The proposed panel discussion aims to identify the common parameters upon which such applications can be tested with a given language. The applications that we seek to constantly evaluate are at present Machine Translation (MT) engines, ASR systems, TTS systems, and Generative AI models. While MT and ASR models are quite straightforward and several evaluation measures are present, that of Generative AI needs greater discussion as to which skill sets are to be tested based on the languages covered.

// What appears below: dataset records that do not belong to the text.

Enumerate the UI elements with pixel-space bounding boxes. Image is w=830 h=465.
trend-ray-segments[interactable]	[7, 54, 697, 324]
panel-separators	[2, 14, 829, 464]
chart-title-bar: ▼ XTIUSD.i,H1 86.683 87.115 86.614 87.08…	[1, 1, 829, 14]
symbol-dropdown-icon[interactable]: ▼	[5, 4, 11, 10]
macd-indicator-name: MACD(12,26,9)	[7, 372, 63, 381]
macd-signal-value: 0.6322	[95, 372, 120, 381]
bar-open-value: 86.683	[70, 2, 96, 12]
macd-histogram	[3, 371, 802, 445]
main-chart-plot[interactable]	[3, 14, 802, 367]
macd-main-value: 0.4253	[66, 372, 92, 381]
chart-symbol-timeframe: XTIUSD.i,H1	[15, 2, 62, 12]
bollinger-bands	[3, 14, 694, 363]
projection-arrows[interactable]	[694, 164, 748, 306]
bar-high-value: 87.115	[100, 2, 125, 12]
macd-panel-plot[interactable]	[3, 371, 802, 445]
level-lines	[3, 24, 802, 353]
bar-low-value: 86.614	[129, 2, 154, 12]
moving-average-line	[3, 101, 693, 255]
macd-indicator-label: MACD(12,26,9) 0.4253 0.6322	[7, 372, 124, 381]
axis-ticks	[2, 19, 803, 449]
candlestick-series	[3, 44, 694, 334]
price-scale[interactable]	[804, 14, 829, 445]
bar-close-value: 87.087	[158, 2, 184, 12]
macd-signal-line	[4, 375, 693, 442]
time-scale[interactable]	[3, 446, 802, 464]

Generative AI LLMs Skill Sets Include:

Information Extraction: Extracting relevant information from text
Question Answering: Generic or specific questions and answers are sought from the LLMs
Rewrite: LLM is asked to rewrite a text given in the prompts
Summarize: LLM is asked to summarize a text given in the prompt
Conversation: A generic or specific conversation takes place between human and LLM agent
Content Generation: LLM is asked to generate content in different languages
Coding: LLM is asked to write a piece of code
Brainstorming: LLM is made part of a brainstorming session where it comes up with the ideas available with it

The panel discussion will focus on how to evaluate these skills across languages and domains. The end goal is to prepare the criteria that would be implemented in a publicly available web-based tool available at eval.ldcil.org.